The dynamical interplay between a megadalton peptide nanocage and solutes probed by microsecond atomistic MD; implications for design

Understanding the assembly and dynamics of protein-based supramolecular capsids and cages is of fundamental importance and could lead to applications in synthetic biology and biotechnology. Here we present long and large atomistic molecular dynamics simulations of de novo designed self-assembling protein nanocages (SAGEs) in aqueous media. Microsecond simulations, comprised of approximate to 42 million atoms for three pre-formed SAGEs of different charges, in the presence of solutes and solvent have been completed. Here, the dynamics, stability and porosity of the peptide networks are explored along with their interactions with ions, small molecules and macromolecular solutes. All assemblies are stable over the s timescale, and the solutes show a mixture of transport behaviour across or adherence to the fabric of the SAGE particles.
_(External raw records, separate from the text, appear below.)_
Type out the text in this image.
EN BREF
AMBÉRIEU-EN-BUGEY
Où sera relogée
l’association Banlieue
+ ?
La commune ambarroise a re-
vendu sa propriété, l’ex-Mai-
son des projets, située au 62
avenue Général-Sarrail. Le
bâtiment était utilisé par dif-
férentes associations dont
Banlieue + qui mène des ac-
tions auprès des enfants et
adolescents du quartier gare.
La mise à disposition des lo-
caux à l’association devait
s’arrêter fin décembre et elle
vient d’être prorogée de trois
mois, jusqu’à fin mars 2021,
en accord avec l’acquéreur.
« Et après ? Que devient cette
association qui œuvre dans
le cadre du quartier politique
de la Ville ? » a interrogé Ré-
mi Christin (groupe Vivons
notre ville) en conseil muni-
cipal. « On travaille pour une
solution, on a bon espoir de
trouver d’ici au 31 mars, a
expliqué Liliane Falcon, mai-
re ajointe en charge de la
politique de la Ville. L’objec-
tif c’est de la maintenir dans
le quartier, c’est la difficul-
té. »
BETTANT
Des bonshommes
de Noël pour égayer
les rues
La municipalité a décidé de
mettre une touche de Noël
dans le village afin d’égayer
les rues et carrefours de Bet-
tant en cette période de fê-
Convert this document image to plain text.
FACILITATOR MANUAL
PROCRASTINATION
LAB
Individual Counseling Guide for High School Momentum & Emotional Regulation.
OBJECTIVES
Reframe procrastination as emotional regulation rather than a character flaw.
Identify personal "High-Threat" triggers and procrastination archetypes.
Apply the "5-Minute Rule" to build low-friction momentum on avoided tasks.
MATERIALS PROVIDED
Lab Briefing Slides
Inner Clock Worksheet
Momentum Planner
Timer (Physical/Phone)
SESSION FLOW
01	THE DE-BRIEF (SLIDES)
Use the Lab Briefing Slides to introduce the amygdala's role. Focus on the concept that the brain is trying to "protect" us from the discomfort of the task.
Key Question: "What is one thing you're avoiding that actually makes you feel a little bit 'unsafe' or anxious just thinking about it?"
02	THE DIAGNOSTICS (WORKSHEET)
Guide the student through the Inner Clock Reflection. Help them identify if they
Solute proteins largely retained native-like conformation on contact with SAGE. Certain residues of the SAGE peptides are identified as repeat offenders for contacting many different solutes, which suggest modifications to reduce non-specific binding. These studies highlight how molecular dynamics can aid the design process of SAGE and similar assemblies for potential applications as diverse as platforms for drug and vaccine delivery and nanoreactors to encapsulate enzyme pathways.